夏 爍
在日記本上,我能找到正式開始寫作的確切日期。在這個日子之前,有一次,我看到某部著名的電影——男主角雖然覺得自己一定會寫點什么,卻一直在諸多事務中“拖延認真提筆創作的時間”——心想,這說的不就是我嗎?
記下這個日子卻并非因為寫作。第一篇小說發表之后,我被問及寫作的緣起,我說那是因為一個幾乎不認識的人的死。現在,我想再次提及那一天,并回顧自己在那個起點之后所走過的路程。
那天中午,我從朋友口中得知一個同行的死訊,他死于自殺。這個消息讓我立即被一團恐懼圍住。對自己當時那種嚇傻了的狀態,到現在我都羞于描繪。我如此恐懼是因為,我聽說過這個人的一些事情,包括他的某些我能夠理解的生活選擇。正因如此,我不可避免地猜測他是虛無致死。整個下午,在單位里,這團恐懼之外,一切好像都在離我很遠的地方。種種猜測此起彼伏,我盡力辨清人們的聲音,對他的死的種種俗氣的設想,卻因為其具體性而被我視作救命稻草。我無比希望他死于一些具體的原因,金錢、女人、仇恨……總之,對于他死于虛無這個可能,我感到無力面對。

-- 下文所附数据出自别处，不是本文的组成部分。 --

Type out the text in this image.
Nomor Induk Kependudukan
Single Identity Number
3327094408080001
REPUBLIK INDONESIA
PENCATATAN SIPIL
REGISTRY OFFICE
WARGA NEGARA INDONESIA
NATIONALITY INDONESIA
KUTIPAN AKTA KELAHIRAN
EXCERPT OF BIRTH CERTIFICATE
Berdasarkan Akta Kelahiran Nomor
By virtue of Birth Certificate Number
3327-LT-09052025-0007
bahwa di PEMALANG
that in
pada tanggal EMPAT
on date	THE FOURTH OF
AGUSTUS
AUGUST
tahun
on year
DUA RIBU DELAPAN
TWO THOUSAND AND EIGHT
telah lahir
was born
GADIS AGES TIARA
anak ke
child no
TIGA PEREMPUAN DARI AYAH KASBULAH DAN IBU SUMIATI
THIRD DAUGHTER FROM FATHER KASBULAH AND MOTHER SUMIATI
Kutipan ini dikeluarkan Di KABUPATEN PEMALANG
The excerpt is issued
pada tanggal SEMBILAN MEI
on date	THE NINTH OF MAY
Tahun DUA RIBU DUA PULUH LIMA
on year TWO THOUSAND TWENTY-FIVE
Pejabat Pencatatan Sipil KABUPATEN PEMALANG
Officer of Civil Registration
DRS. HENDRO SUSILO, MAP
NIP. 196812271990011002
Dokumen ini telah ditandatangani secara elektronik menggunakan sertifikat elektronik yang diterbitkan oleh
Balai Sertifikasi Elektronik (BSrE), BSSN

我并非對死有特殊的敏感。有人說《貓》和我的其他小說一樣,都和死亡以及失去有關。的確如此,我寫死亡,但并不是因為我關注它,而是因為死亡和失去實在隨處可見,讓我無法回避。
和其他幾篇不一樣的是,《貓》中的女孩自己選擇了失去。喜歡這篇小說的人都說它“節制”,但我是后來重讀自己的小說,發現那些讓我難堪的笨拙的地方是因為不夠節制,才有意識地要求自己節制一些的。